# Building a Predictive Maintenance Solution Using AWS AutoML and No-code Tools 

# Part 2. Making the inference

It is the second notebook of the two ones accompanying our blog-article with the above title. 

Here we show how to use the model created and deployed using the previous notebook.
Again, the workflow implemented here requires no in-depth knowledge in Machine Learning and Data Science. The maior stage of this workflow is the usage of the <b> AWS SageMaker Autopilot </b> service.

We demonstrate two variants of the usage of the model in production.

1. <b> Batch mode predictions.</b> This mode implies that the values of the features are organized in a table, e.g. in a CSV-file. Each row contains a full set of the features, e.g. readings of various sensors. The predictions of the model are written into another CSV-file. This mode does not require a deployed model (an endpoint), but the predictions are performed with a noticeable delay.

2. <b> Real-time predictions using an endpoint </b> This mode is well suitable for real-time online predictions, especially for fully automated inference.

For batch prediction we have to indicate the location (S3 location) of the file we want the prediction for. In our case we use csv files. Also, we have to indicate the best model, that will be employed for batch transform job, which is an arctifact form the AutoPilot experiment. The results of the prediction will be stored in the direction stated in output path (S3 location). There might be the problem if we try to overwrite already existing file in S3. 

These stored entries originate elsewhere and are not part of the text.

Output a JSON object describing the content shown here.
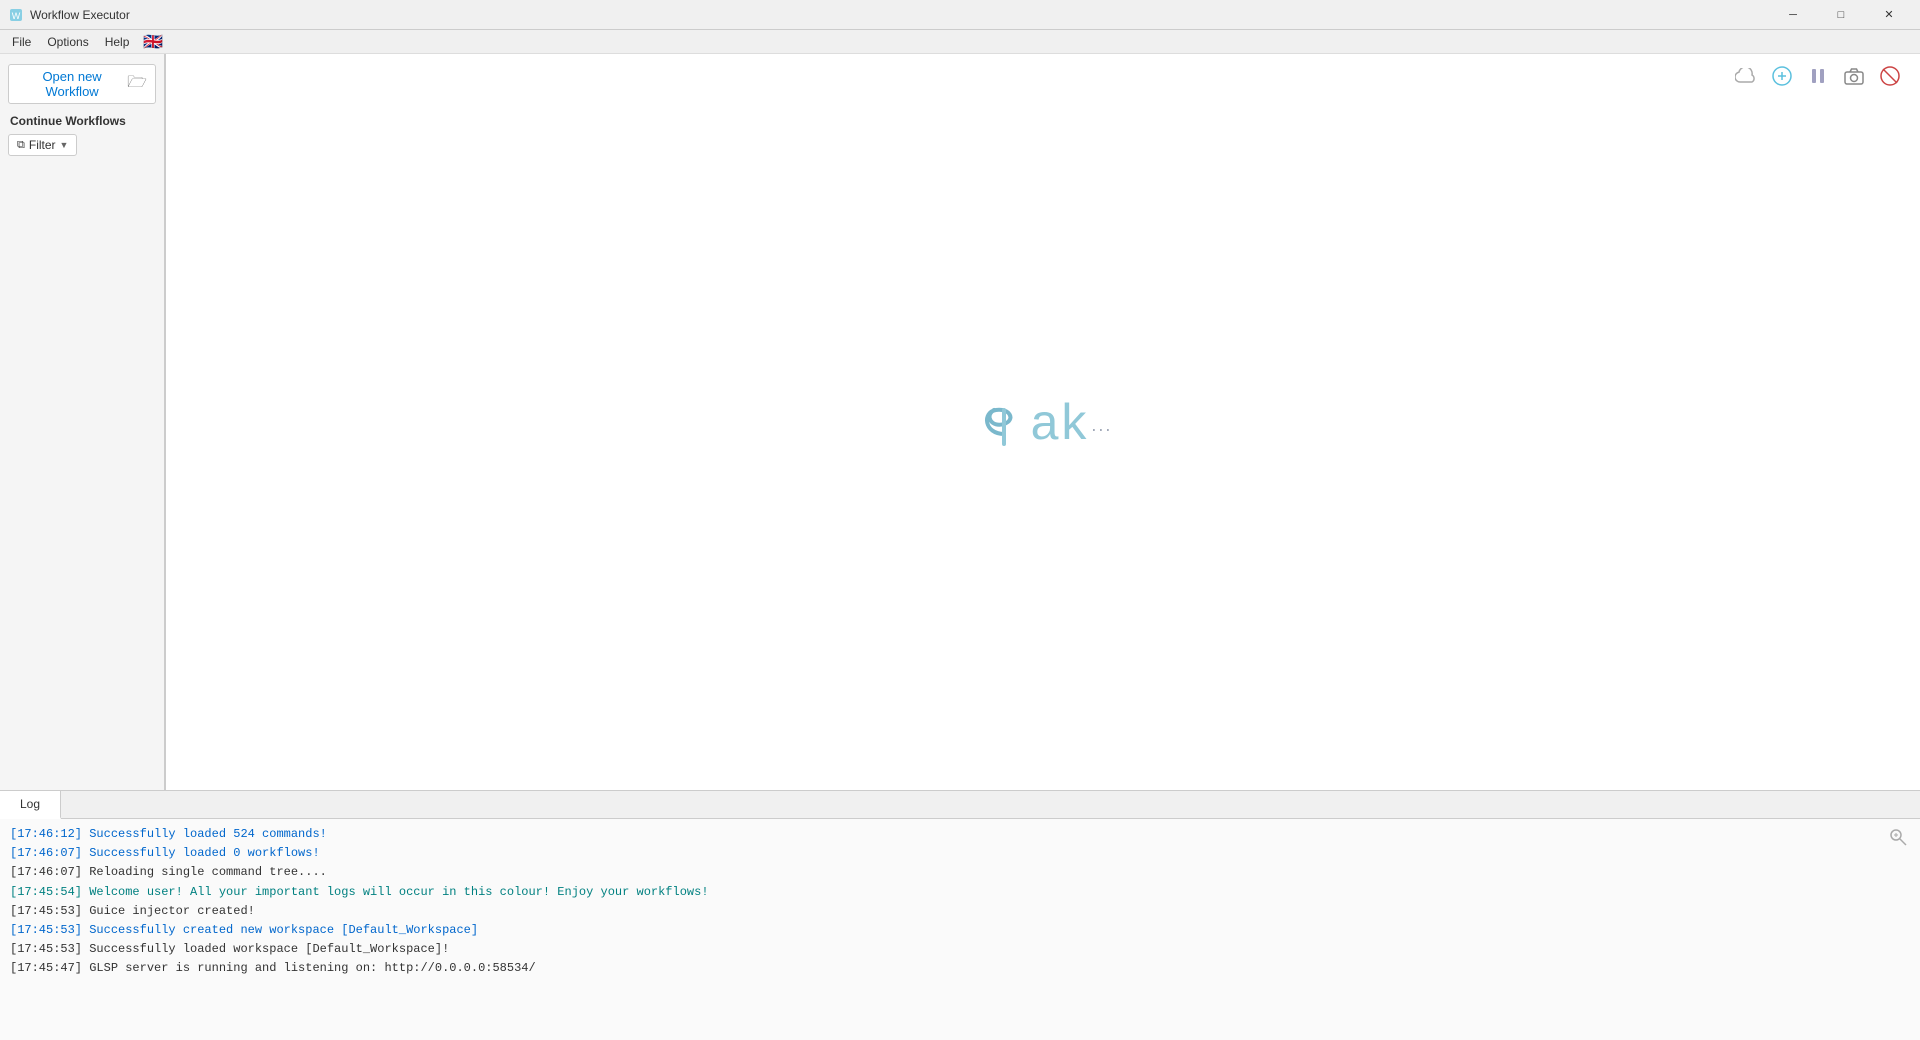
{
  "titleBar": {
    "title": "Workflow Executor",
    "icon": "⚙",
    "controls": {
      "minimize": "─",
      "maximize": "□",
      "close": "✕"
    }
  },
  "menuBar": {
    "items": [
      "File",
      "Options",
      "Help"
    ],
    "flag": "🇬🇧"
  },
  "sidebar": {
    "openWorkflowLabel": "Open new Workflow",
    "folderIcon": "📁",
    "continueWorkflowsLabel": "Continue Workflows",
    "filterLabel": "Filter",
    "filterArrow": "▼"
  },
  "toolbar": {
    "icons": [
      {
        "name": "cloud-icon",
        "symbol": "☁",
        "colorClass": "icon-cloud"
      },
      {
        "name": "add-circle-icon",
        "symbol": "⊕",
        "colorClass": "icon-plus-circle"
      },
      {
        "name": "pause-icon",
        "symbol": "⏸",
        "colorClass": "icon-pause"
      },
      {
        "name": "camera-icon",
        "symbol": "📷",
        "colorClass": "icon-camera"
      },
      {
        "name": "stop-icon",
        "symbol": "⊘",
        "colorClass": "icon-stop"
      }
    ]
  },
  "logo": {
    "textPart": "ak",
    "dots": "..."
  },
  "logPanel": {
    "tabLabel": "Log",
    "entries": [
      {
        "text": "[17:46:12] Successfully loaded 524 commands!",
        "type": "blue"
      },
      {
        "text": "[17:46:07] Successfully loaded 0 workflows!",
        "type": "blue"
      },
      {
        "text": "[17:46:07] Reloading single command tree....",
        "type": "black"
      },
      {
        "text": "[17:45:54] Welcome user! All your important logs will occur in this colour! Enjoy your workflows!",
        "type": "teal"
      },
      {
        "text": "[17:45:53] Guice injector created!",
        "type": "black"
      },
      {
        "text": "[17:45:53] Successfully created new workspace [Default_Workspace]",
        "type": "blue"
      },
      {
        "text": "[17:45:53] Successfully loaded workspace [Default_Workspace]!",
        "type": "black"
      },
      {
        "text": "[17:45:47] GLSP server is running and listening on: http://0.0.0.0:58534/",
        "type": "black"
      }
    ],
    "searchIcon": "🔍"
  }
}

By using real time endpoint we just need to make request to the real time enpoint that was created after AutoPilot experiment.

In [None]:
# Import all the necessary modules
import sagemaker
from sagemaker import AutoML
import pandas as pd
import numpy as np
import boto3
from tqdm import tqdm
import io
import json
import itertools
from collections import OrderedDict

# Batch prediction

In [None]:
# Batch prediction can be done with the usage of sagemaker API

AUTO_ML_JOB_NAME = 'test-notebook-experiment-sm05'  # define the name of experiment
automl = AutoML.attach(auto_ml_job_name=AUTO_ML_JOB_NAME)  # initiate automl object with given experiment name

In [None]:
best_candidate = automl.describe_auto_ml_job()['BestCandidate'] # select the best candidate
best_candidate_name = best_candidate['CandidateName']
OUTPUT_PATH = "s3://anomaly-detection-bucket-test/datasets/turbofan_nasa_data" # define the directory, where output of prediction will be stored

In [None]:
BATCH_INPUT = "s3://anomaly-detection-bucket-test/datasets/turbofan_nasa_data/turbofan_sensors-orig_test_with_time.csv" # input file, for predictions

In [None]:
# Here is basically where we create batch predictions.
model = automl.create_model(name=best_candidate_name, candidate=best_candidate)
transformer = model.transformer(instance_count=1, instance_type='ml.m5.xlarge', assemble_with='Line', output_path=OUTPUT_PATH)
transformer.transform(data=BATCH_INPUT, split_type='Line', content_type='text/csv', wait=True) # the output is stashed in OUTPUT_PATH,
# with the same name as BATCH_INPUT file, but with out extension. It contains only one column with predictions.
# Need to be carefull and check whether file with such name already exists in S3. If it does, the error may occure. Better to remove .out file before predictions.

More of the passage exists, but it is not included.